By Jonathan Sircy
This month marks fifty years since Rolling Stone published Hunter Thompson’s Fear and Loathing in Las Vegas: A Savage Journey to the Heart of the American Dream, and retrospectives on the book’s legacy have been mixed.
Thompson’s political foresight and satirical chops have inspired “Hunter, thou shouldst be living at this hour. America hath need of thee!” panegyrics, while Thompson’s refusal to share credit or profits with Oscar Zeta Acosta—the Chicano attorney and real-life inspiration for Fear and Loathing’s Dr. Gonzo—have inspired criticism of Thompson’s white privilege.
Though these two views appear opposed, they agree on something fundamental: Fear and Loathing’s worth is primarily political.
Reducing the novel to politics is not only a distortion of the book; it’s a missed opportunity to see why the book is still worth reading. Thompson, the good doctor of journalism, diagnoses America’s ailments throughout Fear and Loathing and concludes that, while the symptoms are political, the disease afflicting America’s heart is spiritual.
Thompson was working on a project he called The Death of the American Dream when, in the spring of 1971, he drove with Acosta from L.A. to Vegas twice, ostensibly to cover a motorcycle race for Sports Illustrated and a national conference on narcotics and dangerous drugs for Rolling Stone.
Thompson saw the trips to Vegas as more than a quick cash grab. First, he was writing an article about the death of Mexican-American journalist Reuben Salazar at the hands of the L.A. police, so he needed to get Acosta out of L.A. so the two could talk about the case in peace. Second, Thompson saw Vegas as a perfect place to meditate on the death of the 60s counterculture and what life in Nixon’s America was like.
Thompson originally planned to record each trip’s experiences in real time and then publish his notes without editing as a pure form of “gonzo journalism.” Instead, he turned his travelogue into a roman à clef, a volatile cocktail of his journalistic instincts, acerbic eye, and penchant for fictional hyperbole. Thompson became Raoul Duke, the novel’s narrator, and Acosta became Dr. Gonzo, his fellow traveler.

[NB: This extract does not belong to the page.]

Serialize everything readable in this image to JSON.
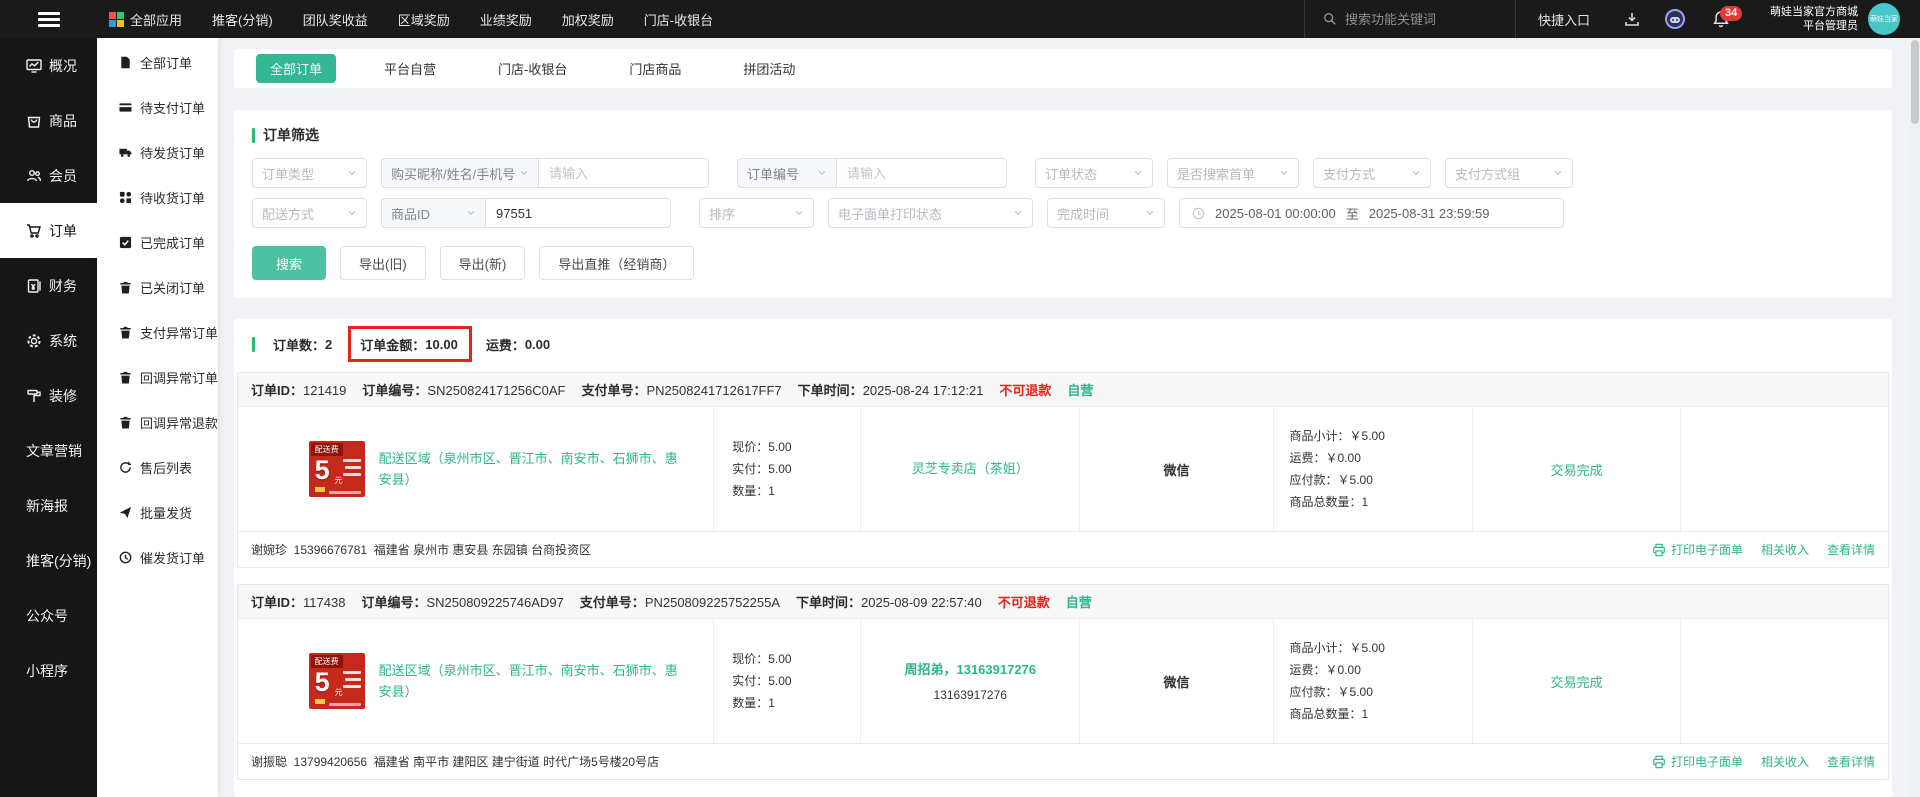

This fictional veneer only intensifies the book’s strong cross-currents of political loathing and spiritual fear most evident when Duke discusses God.
The novel’s first part ends with Duke trying to escape an enormous unpaid hotel bill, Nevada’s draconian drug laws, and a California Highway Patrolman. In a fit of amphetamine psychosis, Duke begs God for clemency: “You’d better take care of me, Lord… because if you don’t you’re going to have me on your hands.” When the cop offers Duke mercy instead of judgment, Duke fails to take the hint and head back to L.A. Instead, he gets a phone call from Dr. Gonzo offering him another gig in Vegas and heads back into the belly of the beast.
In the novel’s second part, Duke denies God exists and identifies belief as the love generation’s crippling weakness.